By default, Grab automatically detects the charset of the body of the HTML document. It uses this detected charset to
- build a DOM tree
- convert the bytes from the body of the document into a unicode stream
- search for some unicode string in the body of the document
- convert unicode into bytes data, then some unicode data needs to be sent to the server from which the response was received.

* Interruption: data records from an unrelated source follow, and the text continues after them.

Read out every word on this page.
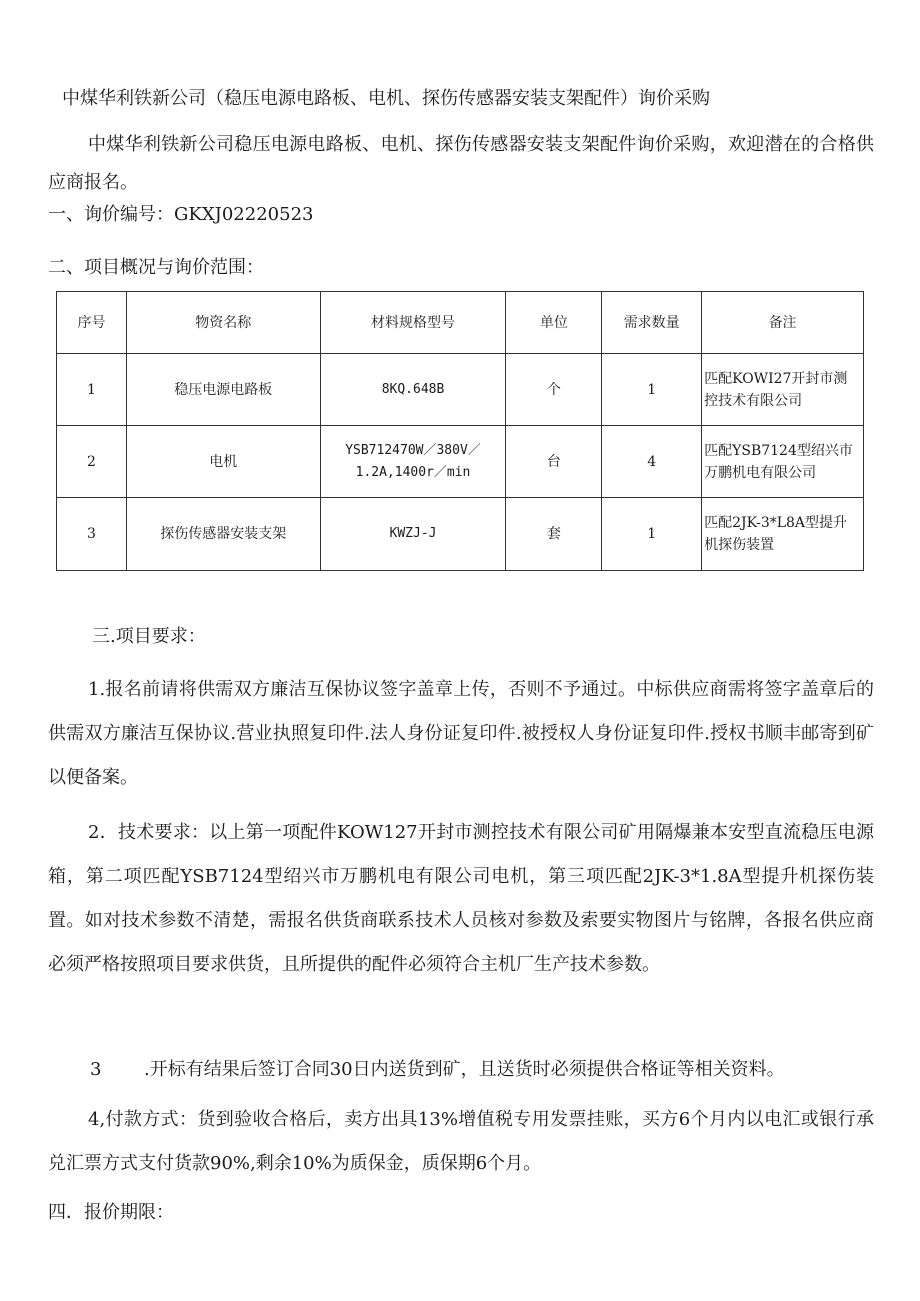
中煤华利铁新公司（稳压电源电路板、电机、探伤传感器安装支架配件）询价采购
中煤华利铁新公司稳压电源电路板、电机、探伤传感器安装支架配件询价采购，欢迎潜在的合格供应商报名。
一、询价编号：GKXJ02220523
二、项目概况与询价范围：
序号	物资名称	材料规格型号	单位	需求数量	备注
1	稳压电源电路板	8KQ.648B	个	1	匹配KOWI27开封市测控技术有限公司
2	电机	YSB712470W／380V／1.2A,1400r／min	台	4	匹配YSB7124型绍兴市万鹏机电有限公司
3	探伤传感器安装支架	KWZJ-J	套	1	匹配2JK-3*L8A型提升机探伤装置
三.项目要求：
1.报名前请将供需双方廉洁互保协议签字盖章上传，否则不予通过。中标供应商需将签字盖章后的供需双方廉洁互保协议.营业执照复印件.法人身份证复印件.被授权人身份证复印件.授权书顺丰邮寄到矿以便备案。
2．技术要求：以上第一项配件KOW127开封市测控技术有限公司矿用隔爆兼本安型直流稳压电源箱，第二项匹配YSB7124型绍兴市万鹏机电有限公司电机，第三项匹配2JK-3*1.8A型提升机探伤装置。如对技术参数不清楚，需报名供货商联系技术人员核对参数及索要实物图片与铭牌，各报名供应商必须严格按照项目要求供货，且所提供的配件必须符合主机厂生产技术参数。
3 .开标有结果后签订合同30日内送货到矿，且送货时必须提供合格证等相关资料。
4,付款方式：货到验收合格后，卖方出具13%增值税专用发票挂账，买方6个月内以电汇或银行承兑汇票方式支付货款90%,剩余10%为质保金，质保期6个月。
四．报价期限：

The original content of the network response is always accessible at response.body attribute. A unicode representation of the document body can be obtained by calling response.unicode_body():
>>> g.go('http://mail.ru/') <grab.response.Response object at 0x7f7d38af8940> >>> type(g.response.body) <type 'str'> >>> type(g.response.unicode_body()) <type 'unicode'> >>> g.response.charset 'utf-8'
Grab checks multiple sources to find out the real charset of the document's body. The order of sources (from most important to less):
HTML meta tag:
<meta name="http-equiv" content="text/html; charset=cp1251" >
XML declaration (in case of XML document):
<?xml version="1.0" encoding="UTF-8" standalone="no" ?>
Content-Type HTTP header:
Content-Type: text/html; charset=koi8-r
If no source indicates the charset, or if the found charset has an invalid value, then grab falls back to a default of UTF-8.
You can bypass automatic charset detection and specify it manually with :ref:`option_charset` option.